Butler took inventory. “We have two fighters and no weapons.”
Artemis felt he should object. “I can fight if need be,” he said, not even convincing himself.
“We have to presume the worst about Mulch,” continued Butler, ignoring Artemis’s limp objection. “Though he does have a way of spectacularly cheating death.”
“What’s our objective, specifically?” asked Holly. This question was directed at Artemis, the planner.
“The Berserker Gate. We need to shut it down.”
“What are we going to do? Write a harsh letter?”
“Normal weapons won’t penetrate Opal’s magic; in fact, she would absorb the energy. But if we had a super-laser, it might be enough to overload the gate. It would be like putting out a fire with an explosion.”
Holly patted her pockets. “Well, what do you know? I seem to have left my super-laser in another pocket.”
“Even you can’t build a super-laser in an hour,?

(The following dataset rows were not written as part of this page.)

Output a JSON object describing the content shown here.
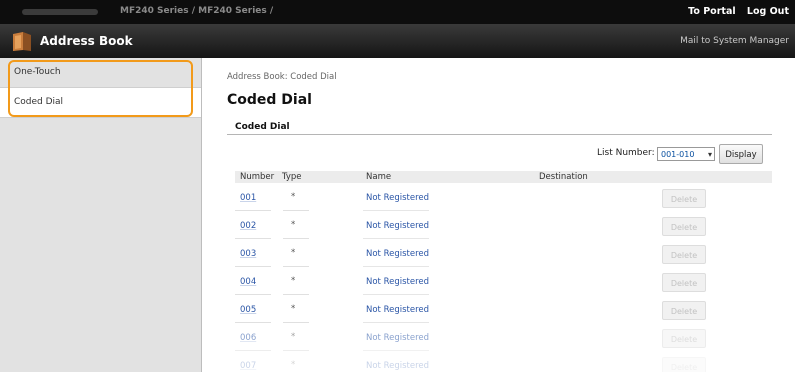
{
  "topbar": {
    "host": "",
    "breadcrumb": "MF240 Series / MF240 Series /",
    "to_portal": "To Portal",
    "log_out": "Log Out"
  },
  "appbar": {
    "title": "Address Book",
    "mail": "Mail to System Manager"
  },
  "sidebar": {
    "items": [
      {
        "label": "One-Touch",
        "active": false
      },
      {
        "label": "Coded Dial",
        "active": true
      }
    ]
  },
  "main": {
    "breadcrumb": "Address Book: Coded Dial",
    "title": "Coded Dial",
    "section_title": "Coded Dial",
    "list_number_label": "List Number:",
    "list_number_value": "001-010",
    "display_button": "Display",
    "columns": [
      "Number",
      "Type",
      "Name",
      "Destination"
    ],
    "rows": [
      {
        "number": "001",
        "type": "*",
        "name": "Not Registered",
        "destination": "",
        "delete": "Delete"
      },
      {
        "number": "002",
        "type": "*",
        "name": "Not Registered",
        "destination": "",
        "delete": "Delete"
      },
      {
        "number": "003",
        "type": "*",
        "name": "Not Registered",
        "destination": "",
        "delete": "Delete"
      },
      {
        "number": "004",
        "type": "*",
        "name": "Not Registered",
        "destination": "",
        "delete": "Delete"
      },
      {
        "number": "005",
        "type": "*",
        "name": "Not Registered",
        "destination": "",
        "delete": "Delete"
      },
      {
        "number": "006",
        "type": "*",
        "name": "Not Registered",
        "destination": "",
        "delete": "Delete"
      },
      {
        "number": "007",
        "type": "*",
        "name": "Not Registered",
        "destination": "",
        "delete": "Delete"
      }
    ]
  },
  "colors": {
    "highlight": "#f29a1a",
    "link": "#2a55a6",
    "topbar": "#0d0d0d"
  }
}
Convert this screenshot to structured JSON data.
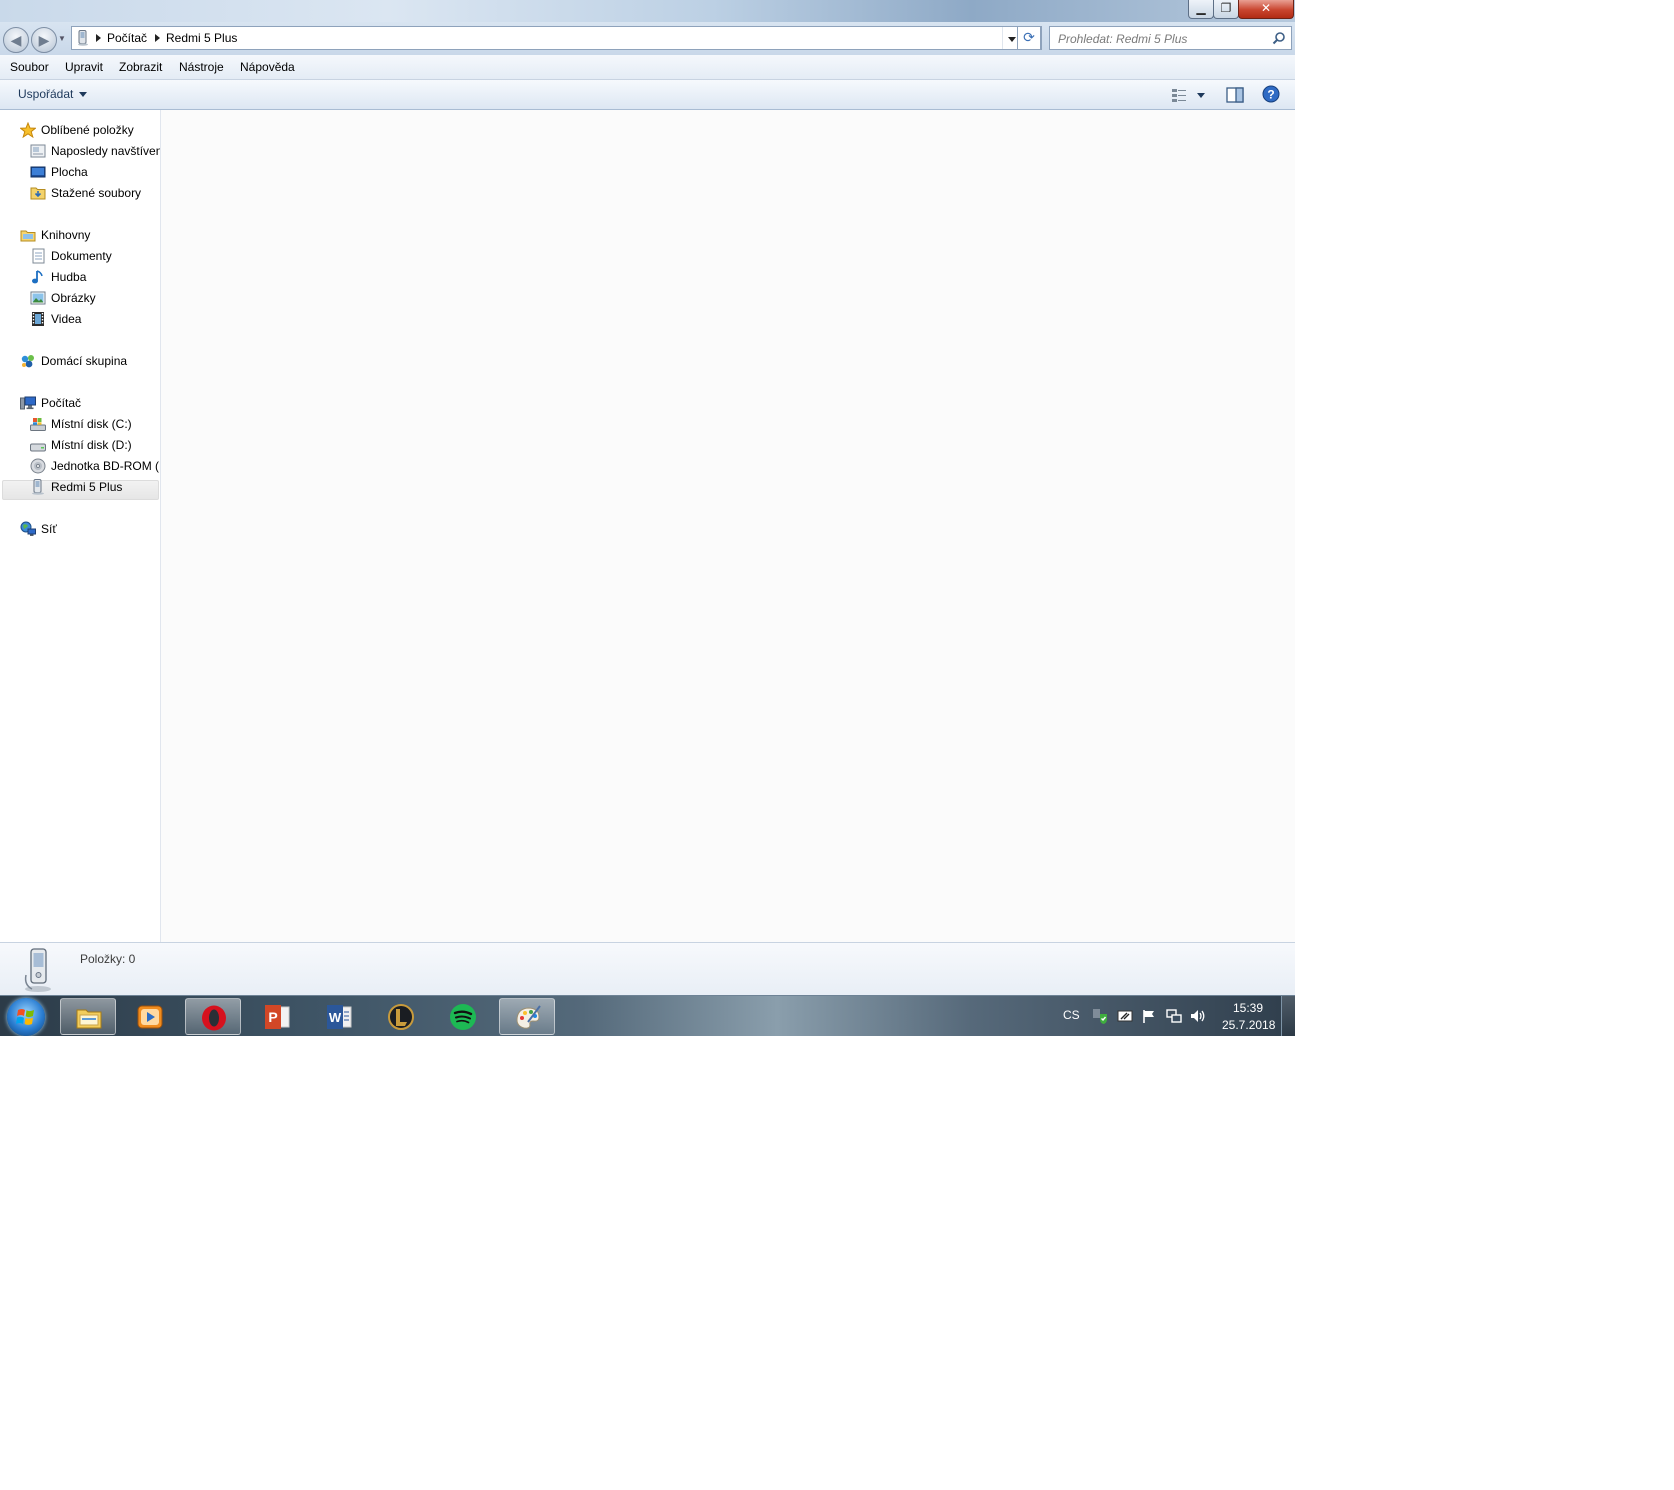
{
  "window": {
    "minimize_label": "▁",
    "maximize_label": "❐",
    "close_label": "✕"
  },
  "navigation": {
    "back_label": "◀",
    "forward_label": "▶",
    "breadcrumbs": [
      "Počítač",
      "Redmi 5 Plus"
    ],
    "refresh_label": "⟳",
    "search_placeholder": "Prohledat: Redmi 5 Plus"
  },
  "menu": {
    "items": [
      "Soubor",
      "Upravit",
      "Zobrazit",
      "Nástroje",
      "Nápověda"
    ]
  },
  "command_bar": {
    "organize_label": "Uspořádat"
  },
  "sidebar": {
    "favorites": {
      "label": "Oblíbené položky",
      "icon": "star-icon",
      "items": [
        {
          "label": "Naposledy navštívené",
          "icon": "recent-places-icon"
        },
        {
          "label": "Plocha",
          "icon": "desktop-icon"
        },
        {
          "label": "Stažené soubory",
          "icon": "downloads-folder-icon"
        }
      ]
    },
    "libraries": {
      "label": "Knihovny",
      "icon": "libraries-icon",
      "items": [
        {
          "label": "Dokumenty",
          "icon": "documents-icon"
        },
        {
          "label": "Hudba",
          "icon": "music-icon"
        },
        {
          "label": "Obrázky",
          "icon": "pictures-icon"
        },
        {
          "label": "Videa",
          "icon": "videos-icon"
        }
      ]
    },
    "homegroup": {
      "label": "Domácí skupina",
      "icon": "homegroup-icon"
    },
    "computer": {
      "label": "Počítač",
      "icon": "computer-icon",
      "items": [
        {
          "label": "Místní disk (C:)",
          "icon": "system-drive-icon"
        },
        {
          "label": "Místní disk (D:)",
          "icon": "drive-icon"
        },
        {
          "label": "Jednotka BD-ROM (E:)",
          "icon": "optical-drive-icon"
        },
        {
          "label": "Redmi 5 Plus",
          "icon": "portable-device-icon",
          "selected": true
        }
      ]
    },
    "network": {
      "label": "Síť",
      "icon": "network-icon"
    }
  },
  "details": {
    "items_count": "Položky: 0"
  },
  "taskbar": {
    "apps": [
      {
        "name": "Windows Explorer",
        "icon": "explorer-icon",
        "active": true
      },
      {
        "name": "Media Player",
        "icon": "media-player-icon",
        "active": false
      },
      {
        "name": "Opera",
        "icon": "opera-icon",
        "active": true
      },
      {
        "name": "PowerPoint",
        "icon": "powerpoint-icon",
        "active": false
      },
      {
        "name": "Word",
        "icon": "word-icon",
        "active": false
      },
      {
        "name": "League of Legends",
        "icon": "lol-icon",
        "active": false
      },
      {
        "name": "Spotify",
        "icon": "spotify-icon",
        "active": false
      },
      {
        "name": "Paint",
        "icon": "paint-icon",
        "active": true
      }
    ],
    "language": "CS",
    "clock_time": "15:39",
    "clock_date": "25.7.2018"
  }
}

? said Butler, wondering why Artemis was even bringing this up.
For some reason, Artemis looked suddenly guilty. “I might know where there is one.”
“And where would that be, Artemis?”
“In the barn, attached to my solar glider Mark Two.”
Now Butler understood Artemis’s embarrassment. “In the barn where we set up the gym? Where you are supposed to be practicing your self-defense routines?”
“Yes. That barn.”
In spite of the situation, Butler felt disappointed. “You promised me, Artemis. You said that you needed privacy.”
“It’s so boring, Butler. I tried, really, but I don’t know how you do it. Forty-five minutes punching a leather bag.”
“So you worked on your solar plane instead of keeping your promise to me?”
“The cells were so efficient that there was juice left over, so in my spare time I designed a lightweight super-laser and built it from scratch.”
“Of course. Who doesn’t need a super-laser in the nose of their family plane?”
“Please, girls,” said Holly. “Let’s put the BFF fight on hold for later, okay? Artemis, how powerful is this laser?”
“Oh, about as powerful as a solar flare,” said Artemis. “At its most concentrated it should have enough force to put a hole in the gate, without injuring anyone on the grounds.”
“I really wish you had mentioned this before.”